Despite the fact that a permit isn’t required anymore, the process isn’t going away, and Taylor said it actually gives gun owners some additional rights and protections.
“License holders do get a couple extra benefits,” Taylor said. “We get to carry in some more places than constitutional carriers do, and actually we get some more warning when we carry in a place that we weren’t supposed to.”
Taylor said the permit process is also a very educational process, and teaches about the places people aren’t legally allowed to carry weapons. That includes bars, schools, professional sporting events, courthouses, polling places, just to name a few.
Regardless of whether a person has a permit or not, a business can prohibit weapons on the property.
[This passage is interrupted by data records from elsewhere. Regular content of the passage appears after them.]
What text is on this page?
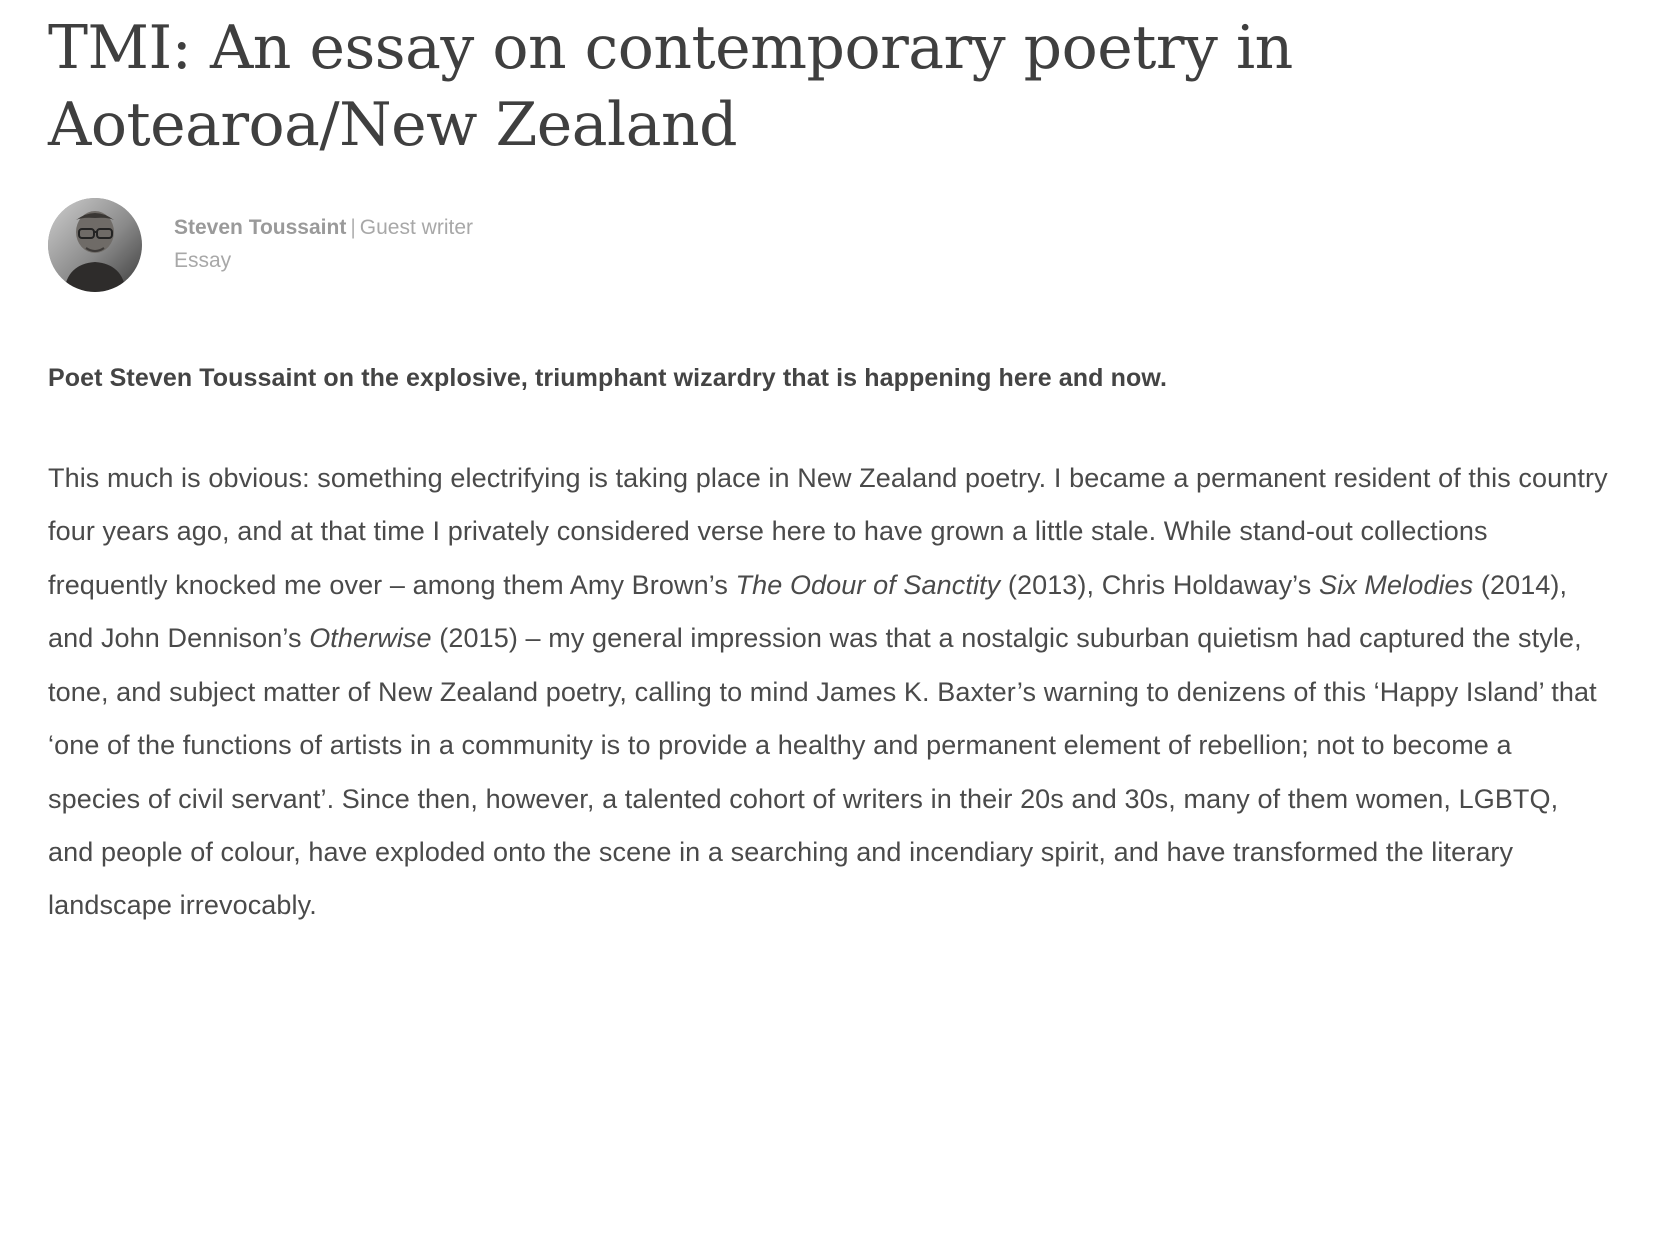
TMI: An essay on contemporary poetry in Aotearoa/New Zealand
Steven Toussaint | Guest writer
Essay

Poet Steven Toussaint on the explosive, triumphant wizardry that is happening here and now.

This much is obvious: something electrifying is taking place in New Zealand poetry. I became a permanent resident of this country four years ago, and at that time I privately considered verse here to have grown a little stale. While stand-out collections frequently knocked me over – among them Amy Brown’s The Odour of Sanctity (2013), Chris Holdaway’s Six Melodies (2014), and John Dennison’s Otherwise (2015) – my general impression was that a nostalgic suburban quietism had captured the style, tone, and subject matter of New Zealand poetry, calling to mind James K. Baxter’s warning to denizens of this ‘Happy Island’ that ‘one of the functions of artists in a community is to provide a healthy and permanent element of rebellion; not to become a species of civil servant’. Since then, however, a talented cohort of writers in their 20s and 30s, many of them women, LGBTQ, and people of colour, have exploded onto the scene in a searching and incendiary spirit, and have transformed the literary landscape irrevocably.
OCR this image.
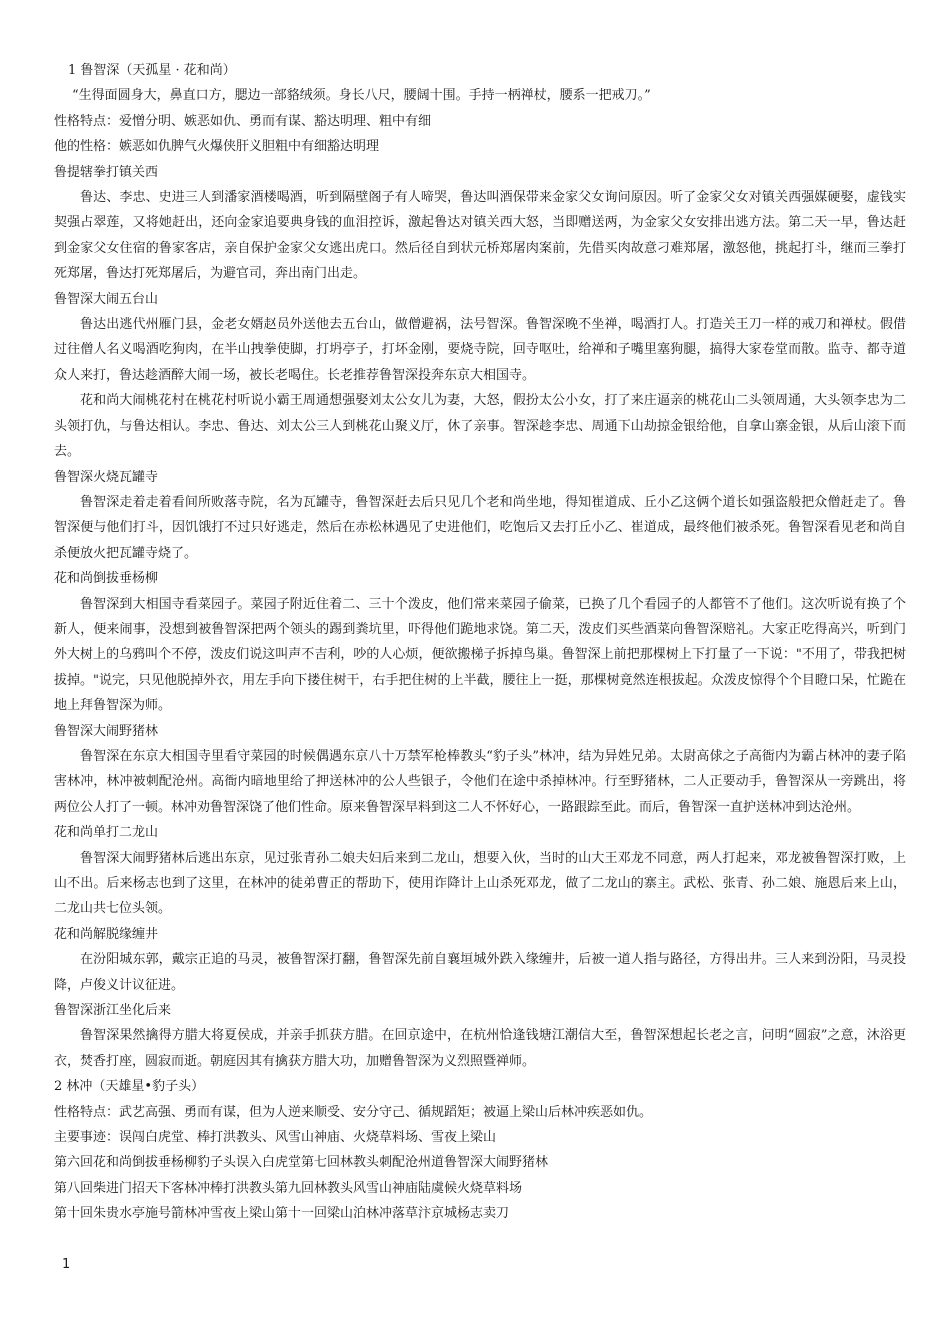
1 鲁智深（天孤星 · 花和尚）

“生得面圆身大，鼻直口方，腮边一部貉绒须。身长八尺，腰阔十围。手持一柄禅杖，腰系一把戒刀。”

性格特点：爱憎分明、嫉恶如仇、勇而有谋、豁达明理、粗中有细

他的性格：嫉恶如仇脾气火爆侠肝义胆粗中有细豁达明理

鲁提辖拳打镇关西

鲁达、李忠、史进三人到潘家酒楼喝酒，听到隔壁阁子有人啼哭，鲁达叫酒保带来金家父女询问原因。听了金家父女对镇关西强媒硬娶，虚钱实契强占翠莲，又将她赶出，还向金家追要典身钱的血泪控诉，激起鲁达对镇关西大怒，当即赠送两，为金家父女安排出逃方法。第二天一早，鲁达赶到金家父女住宿的鲁家客店，亲自保护金家父女逃出虎口。然后径自到状元桥郑屠肉案前，先借买肉故意刁难郑屠，激怒他，挑起打斗，继而三拳打死郑屠，鲁达打死郑屠后，为避官司，奔出南门出走。

鲁智深大闹五台山

鲁达出逃代州雁门县，金老女婿赵员外送他去五台山，做僧避祸，法号智深。鲁智深晚不坐禅，喝酒打人。打造关王刀一样的戒刀和禅杖。假借过往僧人名义喝酒吃狗肉，在半山拽拳使脚，打坍亭子，打坏金刚，要烧寺院，回寺呕吐，给禅和子嘴里塞狗腿，搞得大家卷堂而散。监寺、都寺道众人来打，鲁达趁酒醉大闹一场，被长老喝住。长老推荐鲁智深投奔东京大相国寺。

花和尚大闹桃花村在桃花村听说小霸王周通想强娶刘太公女儿为妻，大怒，假扮太公小女，打了来庄逼亲的桃花山二头领周通，大头领李忠为二头领打仇，与鲁达相认。李忠、鲁达、刘太公三人到桃花山聚义厅，休了亲事。智深趁李忠、周通下山劫掠金银给他，自拿山寨金银，从后山滚下而去。

鲁智深火烧瓦罐寺

鲁智深走着走着看间所败落寺院，名为瓦罐寺，鲁智深赶去后只见几个老和尚坐地，得知崔道成、丘小乙这俩个道长如强盗般把众僧赶走了。鲁智深便与他们打斗，因饥饿打不过只好逃走，然后在赤松林遇见了史进他们，吃饱后又去打丘小乙、崔道成，最终他们被杀死。鲁智深看见老和尚自杀便放火把瓦罐寺烧了。

花和尚倒拔垂杨柳

鲁智深到大相国寺看菜园子。菜园子附近住着二、三十个泼皮，他们常来菜园子偷菜，已换了几个看园子的人都管不了他们。这次听说有换了个新人，便来闹事，没想到被鲁智深把两个领头的踢到粪坑里，吓得他们跪地求饶。第二天，泼皮们买些酒菜向鲁智深赔礼。大家正吃得高兴，听到门外大树上的乌鸦叫个不停，泼皮们说这叫声不吉利，吵的人心烦，便欲搬梯子拆掉鸟巢。鲁智深上前把那棵树上下打量了一下说："不用了，带我把树拔掉。"说完，只见他脱掉外衣，用左手向下搂住树干，右手把住树的上半截，腰往上一挺，那棵树竟然连根拔起。众泼皮惊得个个目瞪口呆，忙跪在地上拜鲁智深为师。

鲁智深大闹野猪林

鲁智深在东京大相国寺里看守菜园的时候偶遇东京八十万禁军枪棒教头“豹子头”林冲，结为异姓兄弟。太尉高俅之子高衙内为霸占林冲的妻子陷害林冲，林冲被刺配沧州。高衙内暗地里给了押送林冲的公人些银子，令他们在途中杀掉林冲。行至野猪林，二人正要动手，鲁智深从一旁跳出，将两位公人打了一顿。林冲劝鲁智深饶了他们性命。原来鲁智深早料到这二人不怀好心，一路跟踪至此。而后，鲁智深一直护送林冲到达沧州。

花和尚单打二龙山

鲁智深大闹野猪林后逃出东京，见过张青孙二娘夫妇后来到二龙山，想要入伙，当时的山大王邓龙不同意，两人打起来，邓龙被鲁智深打败，上山不出。后来杨志也到了这里，在林冲的徒弟曹正的帮助下，使用诈降计上山杀死邓龙，做了二龙山的寨主。武松、张青、孙二娘、施恩后来上山，二龙山共七位头领。

花和尚解脱缘缠井

在汾阳城东郭，戴宗正追的马灵，被鲁智深打翻，鲁智深先前自襄垣城外跌入缘缠井，后被一道人指与路径，方得出井。三人来到汾阳，马灵投降，卢俊义计议征进。

鲁智深浙江坐化后来

鲁智深果然擒得方腊大将夏侯成，并亲手抓获方腊。在回京途中，在杭州恰逢钱塘江潮信大至，鲁智深想起长老之言，问明“圆寂”之意，沐浴更衣，焚香打座，圆寂而逝。朝庭因其有擒获方腊大功，加赠鲁智深为义烈照暨禅师。

2 林冲（天雄星•豹子头）

性格特点：武艺高强、勇而有谋，但为人逆来顺受、安分守己、循规蹈矩；被逼上梁山后林冲疾恶如仇。

主要事迹：误闯白虎堂、棒打洪教头、风雪山神庙、火烧草料场、雪夜上梁山

第六回花和尚倒拔垂杨柳豹子头误入白虎堂第七回林教头刺配沧州道鲁智深大闹野猪林

第八回柴进门招天下客林冲棒打洪教头第九回林教头风雪山神庙陆虞候火烧草料场

第十回朱贵水亭施号箭林冲雪夜上梁山第十一回梁山泊林冲落草汴京城杨志卖刀

1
Taylor said people carrying a gun should look for signs, including something as simple as a picture of a gun with a line through it.
Taylor adds anyone planning to carry a gun should know where it’s legal to carry.
“Ignorance of the law is no excuse,” Taylor said. “I think that the challenge we’re going to see is essentially constitutional carriers walking into a place that the law says they absolutely cannot carry, they don’t realize it because they haven’t been through a class but sure enough they are criminally liable for that.”
Taylor said if people plan to carry a gun, it’s very important to be trained and to practice, even though it’s not required by law.
“Make sure that you know where you can put that round, because there are dollar signs and lawyers attached to every bullet you fire.”
Terry Flick, owner of the Republic Gun Club, supports the bill, and thinks it’s a good thing, but urges people to get experience.
“Coming out to the range, getting your training, practicing a lot, it builds that muscle memory right so you understand what to do and how to do it in a safe and effective manner,” Flick said.
The Republic Gun Club is opening in a few weeks in Woodway, and it includes an indoor 100 yard firing range. Flick said over the last year, there has been an increase in the number of new gun owners.
“I think that anytime anything happens in the news about guns that people become more interested,” Flick said. “Especially if barriers have been reduced, so they can get a gun and carry a gun.”
Flick said there are people who have been on the waitlist to be members for the club since last October. The club will also have a member lounge, patio, an on-site gun smith and Flick said they plan to offer a variety of safety classes.